Modeling soil treatment area requirements for conventional septic systems across a climate gradient

Abstract

Roughly 19% of homes in the U.S. use onsite wastewater treatment systems (OWTS) for the treatment and dispersal of domestic wastewater. In Oklahoma, upwards of 40% of single-family homes rely on OWTS for effluent removal. The most common type of OWTS is the conventional septic system. A conventional septic system is comprised of two main parts: the septic tank and the soil treatment area. This study focused on assessing the appropriateness of current regulations for the sizing of conventional septic systems across a large climate gradient.
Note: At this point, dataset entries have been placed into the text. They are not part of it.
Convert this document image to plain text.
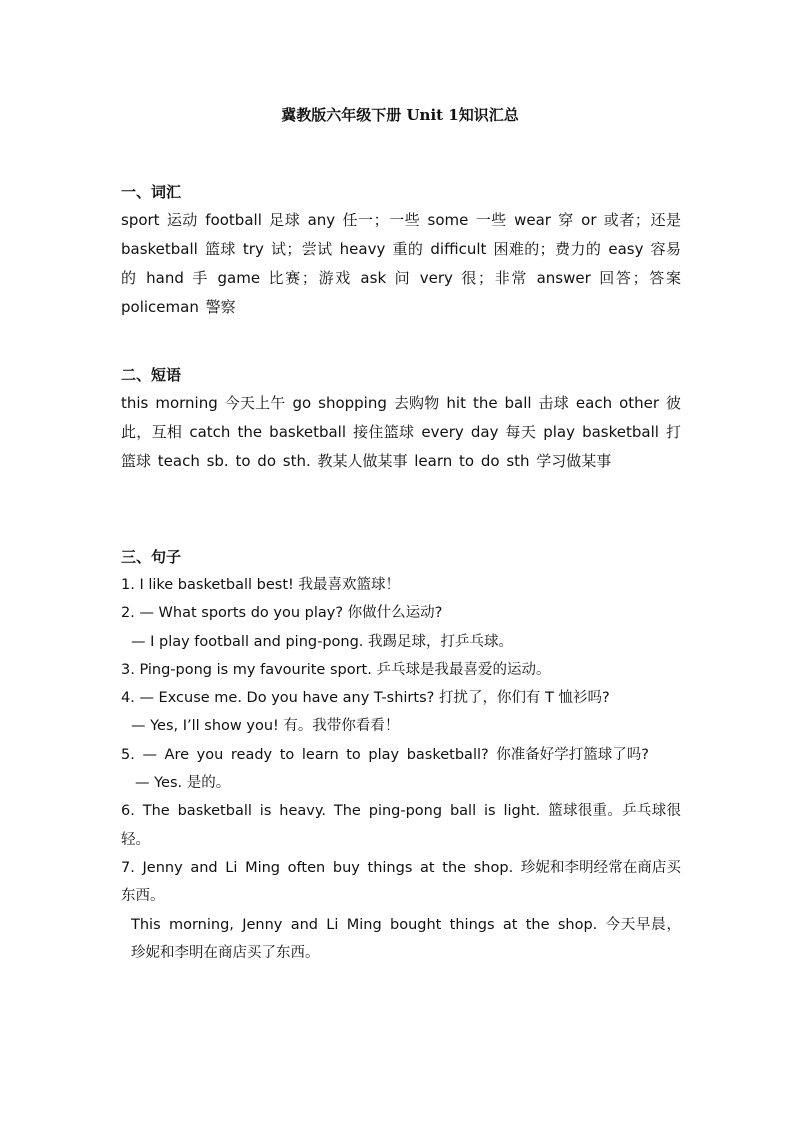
冀教版六年级下册 Unit 1知识汇总
一、词汇

sport 运动 football 足球 any 任一；一些 some 一些 wear 穿 or 或者；还是 basketball 篮球 try 试；尝试 heavy 重的 difficult 困难的；费力的 easy 容易的 hand 手 game 比赛；游戏 ask 问 very 很；非常 answer 回答；答案 policeman 警察

二、短语

this morning 今天上午 go shopping 去购物 hit the ball 击球 each other 彼此，互相 catch the basketball 接住篮球 every day 每天 play basketball 打篮球 teach sb. to do sth. 教某人做某事 learn to do sth 学习做某事

三、句子

1. I like basketball best! 我最喜欢篮球！

2. — What sports do you play? 你做什么运动?

— I play football and ping-pong. 我踢足球，打乒乓球。

3. Ping-pong is my favourite sport. 乒乓球是我最喜爱的运动。

4. — Excuse me. Do you have any T-shirts? 打扰了，你们有 T 恤衫吗?

— Yes, I’ll show you! 有。我带你看看！

5. — Are you ready to learn to play basketball? 你准备好学打篮球了吗?

— Yes. 是的。

6. The basketball is heavy. The ping-pong ball is light. 篮球很重。乒乓球很轻。

7. Jenny and Li Ming often buy things at the shop. 珍妮和李明经常在商店买东西。

This morning, Jenny and Li Ming bought things at the shop. 今天早晨，珍妮和李明在商店买了东西。
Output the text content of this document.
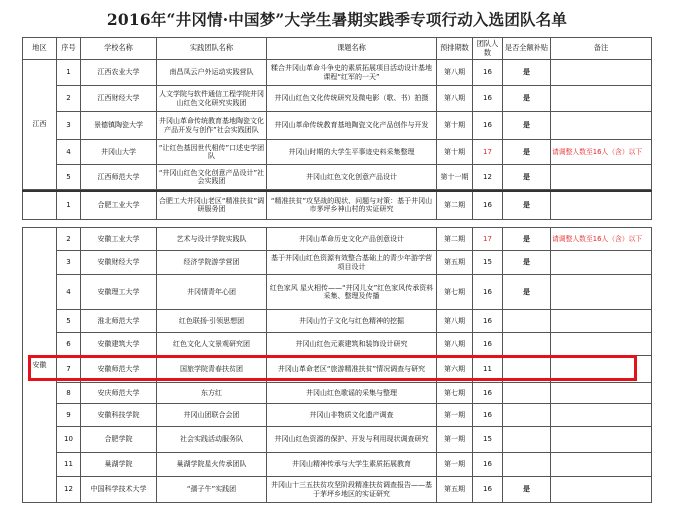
2016年“井冈情·中国梦”大学生暑期实践季专项行动入选团队名单
地区	序号	学校名称	实践团队名称	课题名称	预排期数	团队人数	是否全额补贴	备注
江西	1	江西农业大学	南昌凤云户外运动实践营队	糅合井冈山革命斗争史的素质拓展项目活动设计基地课程“红军的一天”	第八期	16	是	
	2	江西财经大学	人文学院与软件通信工程学院井冈山红色文化研究实践团	井冈山红色文化传统研究及微电影（歌、书）拍摄	第八期	16	是	
	3	景德镇陶瓷大学	井冈山革命传统教育基地陶瓷文化产品开发与创作”社会实践团队	井冈山革命传统教育基地陶瓷文化产品创作与开发	第十期	16	是	
	4	井冈山大学	“让红色基因世代相传”口述史学团队	井冈山时期的大学生平事迹史料采集整理	第十期	17	是	请调整人数至16人（含）以下
	5	江西师范大学	“井冈山红色文化创意产品设计”社会实践团	井冈山红色文化创意产品设计	第十一期	12	是	
	1	合肥工业大学	合肥工大井冈山老区“精准扶贫”调研服务团	“精准扶贫”攻坚战的现状、问题与对策：基于井冈山市茅坪乡神山村的实证研究	第二期	16	是	
安徽	2	安徽工业大学	艺术与设计学院实践队	井冈山革命历史文化产品创意设计	第二期	17	是	请调整人数至16人（含）以下
	3	安徽财经大学	经济学院游学营团	基于井冈山红色资源有效整合基础上的青少年游学营项目设计	第五期	15	是	
	4	安徽理工大学	井冈情青年心团	红色家风 星火相传——“井冈儿女”红色家风传承资料采集、整理及传播	第七期	16	是	
	5	淮北师范大学	红色联扬·引领思想团	井冈山竹子文化与红色精神的挖掘	第八期	16		
	6	安徽建筑大学	红色文化人文景观研究团	井冈山红色元素建筑和装饰设计研究	第八期	16		
	7	安徽师范大学	国旅学院青春扶贫团	井冈山革命老区“旅游精准扶贫”情况调查与研究	第六期	11		
	8	安庆师范大学	东方红	井冈山红色歌谣的采集与整理	第七期	16		
	9	安徽科技学院	井冈山团联合会团	井冈山非物质文化遗产调查	第一期	16		
	10	合肥学院	社会实践活动服务队	井冈山红色资源的保护、开发与利用现状调查研究	第一期	15		
	11	巢湖学院	巢湖学院星火传承团队	井冈山精神传承与大学生素质拓展教育	第一期	16		
	12	中国科学技术大学	“孺子牛”实践团	井冈山十三五扶贫攻坚阶段精准扶贫调查报告——基于茅坪乡地区的实证研究	第五期	16	是	
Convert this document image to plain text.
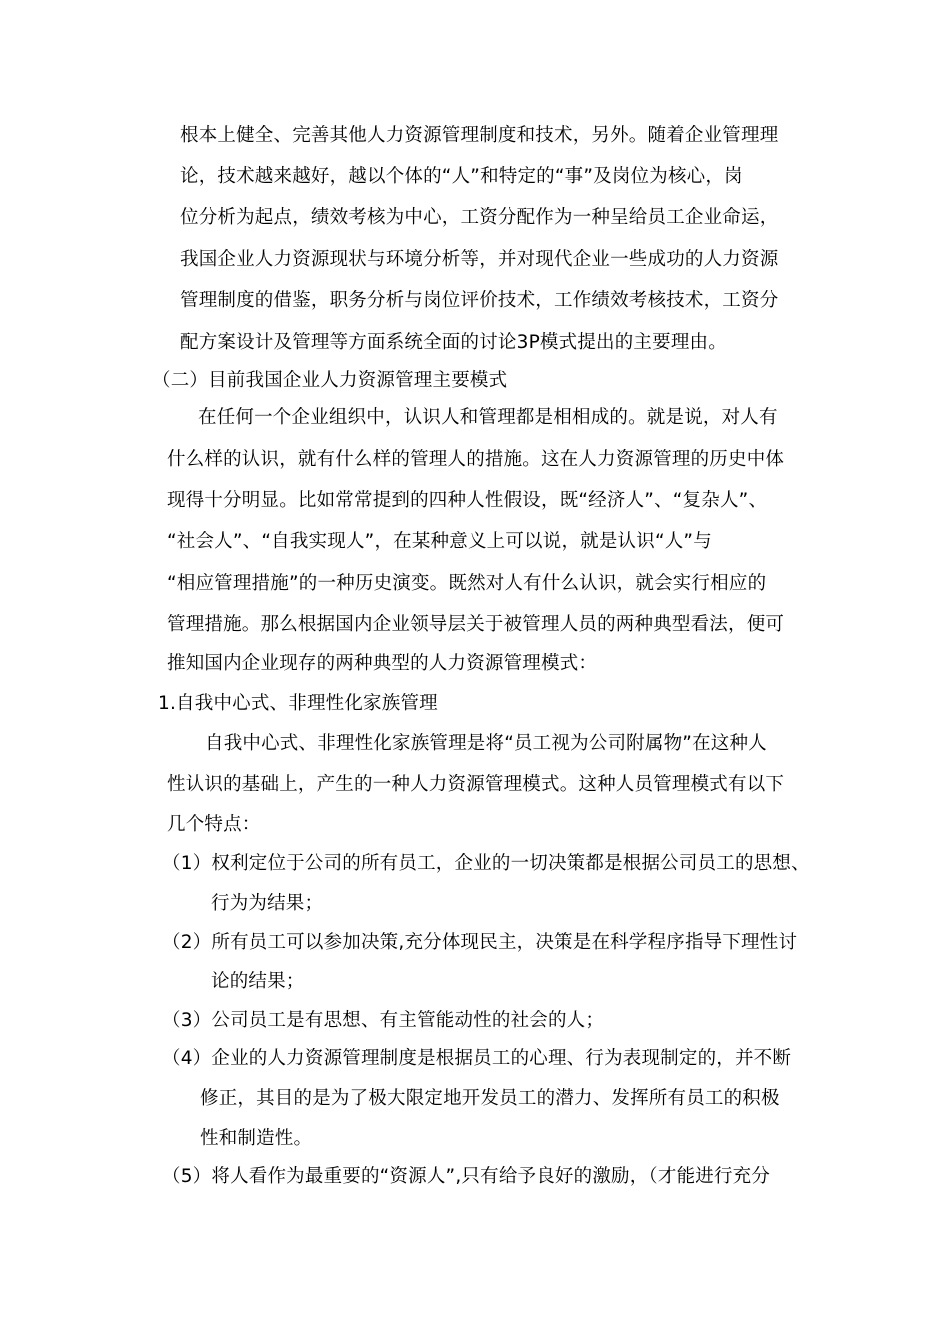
根本上健全、完善其他人力资源管理制度和技术，另外。随着企业管理理
论，技术越来越好，越以个体的“人”和特定的“事”及岗位为核心，岗
位分析为起点，绩效考核为中心，工资分配作为一种呈给员工企业命运，
我国企业人力资源现状与环境分析等，并对现代企业一些成功的人力资源
管理制度的借鉴，职务分析与岗位评价技术，工作绩效考核技术，工资分
配方案设计及管理等方面系统全面的讨论3P模式提出的主要理由。
（二）目前我国企业人力资源管理主要模式
在任何一个企业组织中，认识人和管理都是相相成的。就是说，对人有
什么样的认识，就有什么样的管理人的措施。这在人力资源管理的历史中体
现得十分明显。比如常常提到的四种人性假设，既“经济人”、“复杂人”、
“社会人”、“自我实现人”，在某种意义上可以说，就是认识“人”与
“相应管理措施”的一种历史演变。既然对人有什么认识，就会实行相应的
管理措施。那么根据国内企业领导层关于被管理人员的两种典型看法，便可
推知国内企业现存的两种典型的人力资源管理模式：
1.自我中心式、非理性化家族管理
自我中心式、非理性化家族管理是将“员工视为公司附属物”在这种人
性认识的基础上，产生的一种人力资源管理模式。这种人员管理模式有以下
几个特点：
（1）权利定位于公司的所有员工，企业的一切决策都是根据公司员工的思想、
行为为结果；
（2）所有员工可以参加决策,充分体现民主，决策是在科学程序指导下理性讨
论的结果；
（3）公司员工是有思想、有主管能动性的社会的人；
（4）企业的人力资源管理制度是根据员工的心理、行为表现制定的，并不断
修正，其目的是为了极大限定地开发员工的潜力、发挥所有员工的积极
性和制造性。
（5）将人看作为最重要的“资源人”,只有给予良好的激励，（才能进行充分
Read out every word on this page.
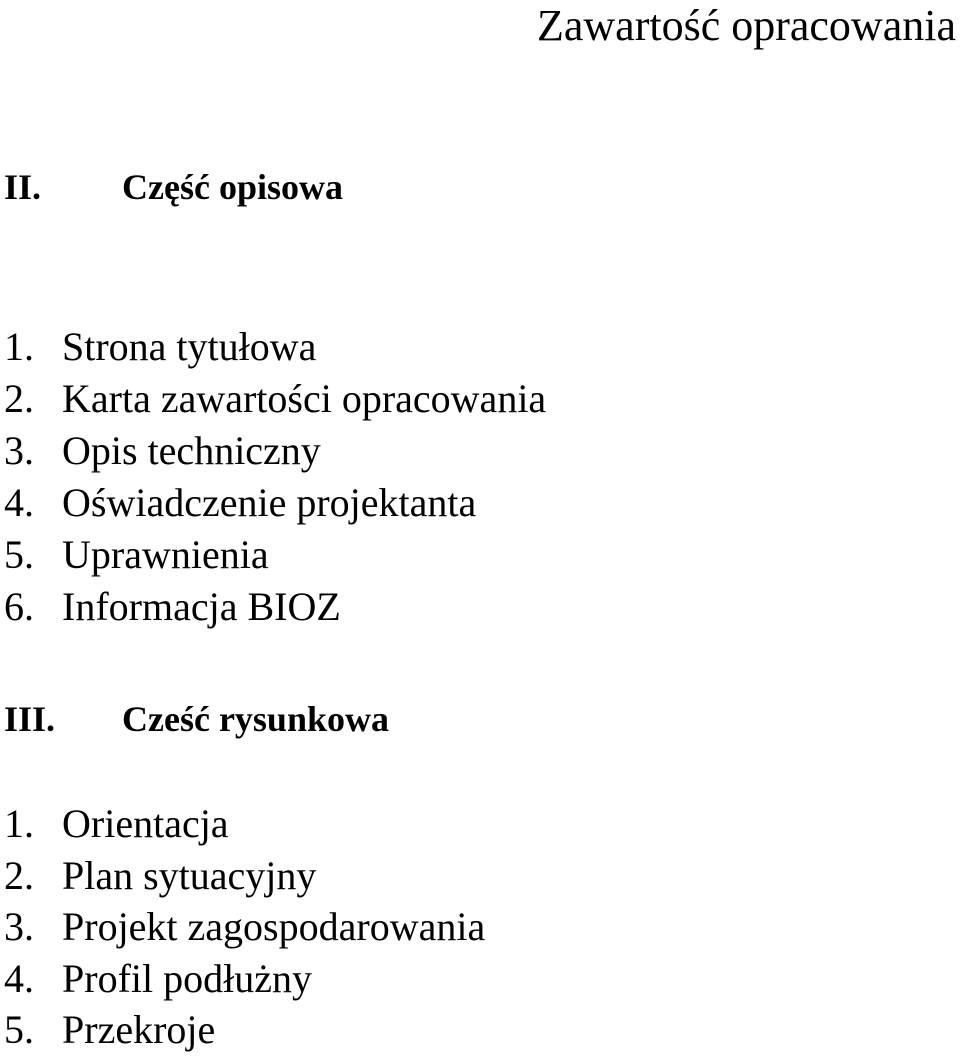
Zawartość opracowania
II. Część opisowa
1. Strona tytułowa
2. Karta zawartości opracowania
3. Opis techniczny
4. Oświadczenie projektanta
5. Uprawnienia
6. Informacja BIOZ
III. Cześć rysunkowa
1. Orientacja
2. Plan sytuacyjny
3. Projekt zagospodarowania
4. Profil podłużny
5. Przekroje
This study aims to evaluate the effects of potential reductions in soil treatment area (STA) sizes for different soil groups under various precipitation regimes across Oklahoma's climate divisions. Subsurface water flow was simulated for conventional septic systems of five different STA sizes in each of three different soil types in each of nine climate divisions using the one-dimensional hydrologic model, HYDRUS-1D. The simulated matric potential directly beneath the bottom of the trench was used to indicate viable sizing requirements. If the matric potential reached zero or above, it would indicate ponding or potential septic system backflow. Results suggest current sizing requirements are viable, and reductions in STA across the climate gradient may be possible, depending on the acceptable failure rate. It can be concluded that precipitation variability from a climate gradient directly impacts the hydraulic performance of the STA sizes. Recommendations for reductions of conventional OWTS sizes are feasible up to at least 40% in some regions across soil types.